A: Everyone is on board with equity in principle, but there is resistance to change. The system was not built for equity and that makes this work draining for everyone. It’s draining for me – a person pushing it. It’s also draining for people who are receiving it and for those who are starting their equity journey. We’re being challenged to work in new ways, reframe our thinking, and release past assumptions. We can combat resistance through continued education, open-minded conversations, creative thinking, innovation, and resourcing our efforts appropriately so that we have the capacity to build out this work.
Most recently, we hosted our first annual Health Equity Retreat where key leadership at HCA spent half a day training on human solidarity. We explored the common ground in all of us regardless of where we are in our equity journey. It allowed us a chance to share diverse perspectives, listen to understand, and reflect on the toxic groundwater that permeates our systems and culture. We then spent the second half of the day applying this new lens to address concrete work at HCA through creating a 3-year equity strategic plan.
Q: Building resilience in equity work requires us to care for ourselves, too. How do you practice this?
A: First, we must take an extra moment to breathe, slow down, and recognize and validate everything our bodies and minds tell us. If we don’t, we’re going to fall into this cycle of exhaustion and eventually burn out.
Second, find your “cabinet.” I love my cabinet, which includes several people internally, and a whole lot of people externally.
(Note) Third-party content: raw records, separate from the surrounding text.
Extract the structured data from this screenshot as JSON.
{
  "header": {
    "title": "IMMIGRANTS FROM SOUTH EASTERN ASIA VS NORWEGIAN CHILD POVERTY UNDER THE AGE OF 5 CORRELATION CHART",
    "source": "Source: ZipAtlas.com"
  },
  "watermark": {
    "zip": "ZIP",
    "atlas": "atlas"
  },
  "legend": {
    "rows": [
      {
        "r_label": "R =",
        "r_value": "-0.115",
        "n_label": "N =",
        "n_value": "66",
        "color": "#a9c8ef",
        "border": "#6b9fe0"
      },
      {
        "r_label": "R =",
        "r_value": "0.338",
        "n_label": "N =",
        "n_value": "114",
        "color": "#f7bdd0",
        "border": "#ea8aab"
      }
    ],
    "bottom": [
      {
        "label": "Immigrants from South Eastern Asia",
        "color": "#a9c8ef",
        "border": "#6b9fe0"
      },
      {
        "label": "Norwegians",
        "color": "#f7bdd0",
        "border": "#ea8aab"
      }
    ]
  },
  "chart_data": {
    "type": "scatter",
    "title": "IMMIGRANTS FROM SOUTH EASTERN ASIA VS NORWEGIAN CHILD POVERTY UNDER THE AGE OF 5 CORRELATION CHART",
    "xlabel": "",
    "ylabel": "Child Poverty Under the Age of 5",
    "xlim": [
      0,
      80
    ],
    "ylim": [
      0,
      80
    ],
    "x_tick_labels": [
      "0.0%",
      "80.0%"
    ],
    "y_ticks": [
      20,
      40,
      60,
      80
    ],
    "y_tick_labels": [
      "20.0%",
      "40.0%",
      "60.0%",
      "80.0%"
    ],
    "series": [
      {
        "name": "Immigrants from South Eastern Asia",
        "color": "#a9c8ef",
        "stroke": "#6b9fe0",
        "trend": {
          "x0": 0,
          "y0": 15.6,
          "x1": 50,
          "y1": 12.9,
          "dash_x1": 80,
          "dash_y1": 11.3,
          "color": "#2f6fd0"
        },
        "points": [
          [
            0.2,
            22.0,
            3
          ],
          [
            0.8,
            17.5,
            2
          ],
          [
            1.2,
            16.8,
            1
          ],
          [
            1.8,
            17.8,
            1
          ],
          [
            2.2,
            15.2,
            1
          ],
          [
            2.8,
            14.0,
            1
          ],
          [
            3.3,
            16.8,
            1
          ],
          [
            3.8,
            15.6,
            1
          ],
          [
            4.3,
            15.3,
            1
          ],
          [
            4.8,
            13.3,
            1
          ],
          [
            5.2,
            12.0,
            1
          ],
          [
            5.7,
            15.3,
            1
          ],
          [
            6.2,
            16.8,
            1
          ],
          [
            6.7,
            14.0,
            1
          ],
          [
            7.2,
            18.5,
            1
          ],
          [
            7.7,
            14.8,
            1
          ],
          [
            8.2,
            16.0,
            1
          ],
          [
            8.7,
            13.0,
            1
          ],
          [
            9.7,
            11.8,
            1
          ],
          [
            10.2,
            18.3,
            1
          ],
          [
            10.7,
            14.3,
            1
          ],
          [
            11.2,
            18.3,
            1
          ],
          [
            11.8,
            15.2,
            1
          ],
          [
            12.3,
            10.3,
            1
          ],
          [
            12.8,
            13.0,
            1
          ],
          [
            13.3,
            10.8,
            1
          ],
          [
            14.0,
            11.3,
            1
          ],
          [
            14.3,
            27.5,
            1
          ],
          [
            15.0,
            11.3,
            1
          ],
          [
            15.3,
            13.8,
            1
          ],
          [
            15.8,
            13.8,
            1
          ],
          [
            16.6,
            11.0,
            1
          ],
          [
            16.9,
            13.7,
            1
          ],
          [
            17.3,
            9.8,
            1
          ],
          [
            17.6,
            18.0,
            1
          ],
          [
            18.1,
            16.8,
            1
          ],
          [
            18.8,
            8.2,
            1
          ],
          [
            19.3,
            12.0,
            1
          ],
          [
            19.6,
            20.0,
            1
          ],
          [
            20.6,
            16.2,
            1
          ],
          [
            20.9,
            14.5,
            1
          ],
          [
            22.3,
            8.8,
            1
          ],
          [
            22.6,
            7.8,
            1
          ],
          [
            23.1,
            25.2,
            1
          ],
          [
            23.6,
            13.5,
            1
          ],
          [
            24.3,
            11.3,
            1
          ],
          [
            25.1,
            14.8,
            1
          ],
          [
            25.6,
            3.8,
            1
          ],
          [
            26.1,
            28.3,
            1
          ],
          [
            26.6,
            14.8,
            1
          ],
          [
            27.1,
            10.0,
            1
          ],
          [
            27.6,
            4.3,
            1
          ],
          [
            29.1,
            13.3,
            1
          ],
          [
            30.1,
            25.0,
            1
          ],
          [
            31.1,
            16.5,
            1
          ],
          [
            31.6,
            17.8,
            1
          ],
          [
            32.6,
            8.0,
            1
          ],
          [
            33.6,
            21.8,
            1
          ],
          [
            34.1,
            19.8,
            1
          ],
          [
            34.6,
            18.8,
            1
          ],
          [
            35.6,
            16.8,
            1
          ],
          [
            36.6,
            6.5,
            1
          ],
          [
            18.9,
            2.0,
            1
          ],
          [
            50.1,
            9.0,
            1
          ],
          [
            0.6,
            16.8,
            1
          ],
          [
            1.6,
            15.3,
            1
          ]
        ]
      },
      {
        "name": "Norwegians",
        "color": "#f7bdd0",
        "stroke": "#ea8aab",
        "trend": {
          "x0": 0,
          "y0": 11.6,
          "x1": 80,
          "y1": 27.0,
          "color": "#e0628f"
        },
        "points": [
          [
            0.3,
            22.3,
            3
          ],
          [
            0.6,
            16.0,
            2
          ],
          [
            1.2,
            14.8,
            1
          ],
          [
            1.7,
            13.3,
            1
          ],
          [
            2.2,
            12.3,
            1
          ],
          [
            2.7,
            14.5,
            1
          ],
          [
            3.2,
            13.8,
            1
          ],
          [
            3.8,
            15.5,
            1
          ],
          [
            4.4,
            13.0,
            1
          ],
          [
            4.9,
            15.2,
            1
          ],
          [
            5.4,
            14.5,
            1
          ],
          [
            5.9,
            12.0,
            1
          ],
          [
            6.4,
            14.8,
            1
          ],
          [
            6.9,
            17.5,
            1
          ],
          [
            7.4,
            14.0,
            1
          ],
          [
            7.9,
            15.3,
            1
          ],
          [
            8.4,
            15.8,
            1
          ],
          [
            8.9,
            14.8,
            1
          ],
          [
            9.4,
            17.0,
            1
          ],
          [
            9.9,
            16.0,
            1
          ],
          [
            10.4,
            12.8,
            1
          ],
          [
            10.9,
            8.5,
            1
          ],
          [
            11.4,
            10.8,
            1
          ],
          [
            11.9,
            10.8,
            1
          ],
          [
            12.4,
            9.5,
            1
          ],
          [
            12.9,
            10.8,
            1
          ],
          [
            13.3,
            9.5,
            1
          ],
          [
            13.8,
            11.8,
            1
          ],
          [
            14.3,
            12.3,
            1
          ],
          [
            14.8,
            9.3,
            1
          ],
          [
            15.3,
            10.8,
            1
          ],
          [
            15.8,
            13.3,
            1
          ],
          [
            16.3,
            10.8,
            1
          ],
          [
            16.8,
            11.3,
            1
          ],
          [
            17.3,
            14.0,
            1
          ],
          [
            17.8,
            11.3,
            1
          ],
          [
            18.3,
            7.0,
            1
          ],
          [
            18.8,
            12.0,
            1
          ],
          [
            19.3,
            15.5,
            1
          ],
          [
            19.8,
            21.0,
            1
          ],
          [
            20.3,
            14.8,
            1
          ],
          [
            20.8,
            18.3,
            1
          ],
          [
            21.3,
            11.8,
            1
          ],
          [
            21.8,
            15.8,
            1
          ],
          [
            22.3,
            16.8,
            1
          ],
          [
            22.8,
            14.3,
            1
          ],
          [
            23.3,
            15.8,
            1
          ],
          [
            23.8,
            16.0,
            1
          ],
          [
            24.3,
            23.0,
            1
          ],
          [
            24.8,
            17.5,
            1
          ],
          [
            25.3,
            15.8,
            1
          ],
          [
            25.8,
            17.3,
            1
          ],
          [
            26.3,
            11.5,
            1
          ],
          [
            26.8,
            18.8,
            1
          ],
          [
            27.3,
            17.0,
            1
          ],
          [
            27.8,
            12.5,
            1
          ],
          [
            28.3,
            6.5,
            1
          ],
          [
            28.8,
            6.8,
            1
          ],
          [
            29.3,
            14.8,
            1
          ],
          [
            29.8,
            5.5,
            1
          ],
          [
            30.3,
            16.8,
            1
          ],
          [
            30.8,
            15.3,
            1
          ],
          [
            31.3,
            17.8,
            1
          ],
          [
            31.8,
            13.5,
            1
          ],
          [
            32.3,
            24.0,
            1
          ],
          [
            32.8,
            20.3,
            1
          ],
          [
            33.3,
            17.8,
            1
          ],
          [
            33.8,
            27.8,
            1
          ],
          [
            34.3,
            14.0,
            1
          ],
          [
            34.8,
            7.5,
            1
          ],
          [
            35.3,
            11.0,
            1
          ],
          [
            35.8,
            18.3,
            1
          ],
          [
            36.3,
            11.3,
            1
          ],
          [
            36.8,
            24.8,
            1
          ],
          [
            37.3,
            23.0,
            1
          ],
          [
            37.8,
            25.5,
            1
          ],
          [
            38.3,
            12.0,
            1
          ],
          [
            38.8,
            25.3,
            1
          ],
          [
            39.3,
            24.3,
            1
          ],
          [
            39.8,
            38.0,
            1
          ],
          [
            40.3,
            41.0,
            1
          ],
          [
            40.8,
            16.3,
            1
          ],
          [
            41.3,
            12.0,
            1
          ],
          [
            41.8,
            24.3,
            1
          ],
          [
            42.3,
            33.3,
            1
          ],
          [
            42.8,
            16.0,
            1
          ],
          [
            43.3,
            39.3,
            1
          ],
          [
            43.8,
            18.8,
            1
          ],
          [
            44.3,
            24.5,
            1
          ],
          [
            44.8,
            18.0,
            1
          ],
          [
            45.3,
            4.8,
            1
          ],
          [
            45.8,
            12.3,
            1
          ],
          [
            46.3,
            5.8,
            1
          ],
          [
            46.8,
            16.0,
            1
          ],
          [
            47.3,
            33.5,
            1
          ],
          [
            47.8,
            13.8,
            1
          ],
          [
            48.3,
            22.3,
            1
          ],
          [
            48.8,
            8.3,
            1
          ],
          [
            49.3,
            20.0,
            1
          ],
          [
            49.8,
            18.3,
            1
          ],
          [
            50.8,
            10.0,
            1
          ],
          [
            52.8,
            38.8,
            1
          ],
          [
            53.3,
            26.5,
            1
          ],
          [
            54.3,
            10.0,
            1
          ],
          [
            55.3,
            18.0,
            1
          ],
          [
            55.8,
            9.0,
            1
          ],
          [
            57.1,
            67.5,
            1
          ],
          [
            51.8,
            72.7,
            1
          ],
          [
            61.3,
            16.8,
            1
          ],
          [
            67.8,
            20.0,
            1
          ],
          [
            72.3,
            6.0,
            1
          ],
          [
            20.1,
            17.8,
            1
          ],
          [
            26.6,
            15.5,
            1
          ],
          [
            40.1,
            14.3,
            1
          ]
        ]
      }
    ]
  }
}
They are mostly experts, who are on the same difficult journey, or who may be a few steps ahead or “behind.” They are people I can trust and depend on to talk through difficult issues. For example, I have 30-minute monthly calls with the equity director from another state. We discuss the challenges of our work – and sometimes we just need to complain about the weather together!
Third, find your passion and fill it. I’m a clinician. I’ve spent most of my career working with diverse immigrant and refugee populations, and I continue to see patients a couple times a month. I refill my cup by connecting with my patients and with the communities that we serve.
Fourth, and finally, find your roots. Find what grounds you. That’s my family. I am a Vietnamese political refugee. I come from the communities that we serve. I connect with my family, like snuggles in the morning with my children or dinner with my parents. They remind me to slow down and enjoy my cup of tea, which my husband and kids often make for me each morning.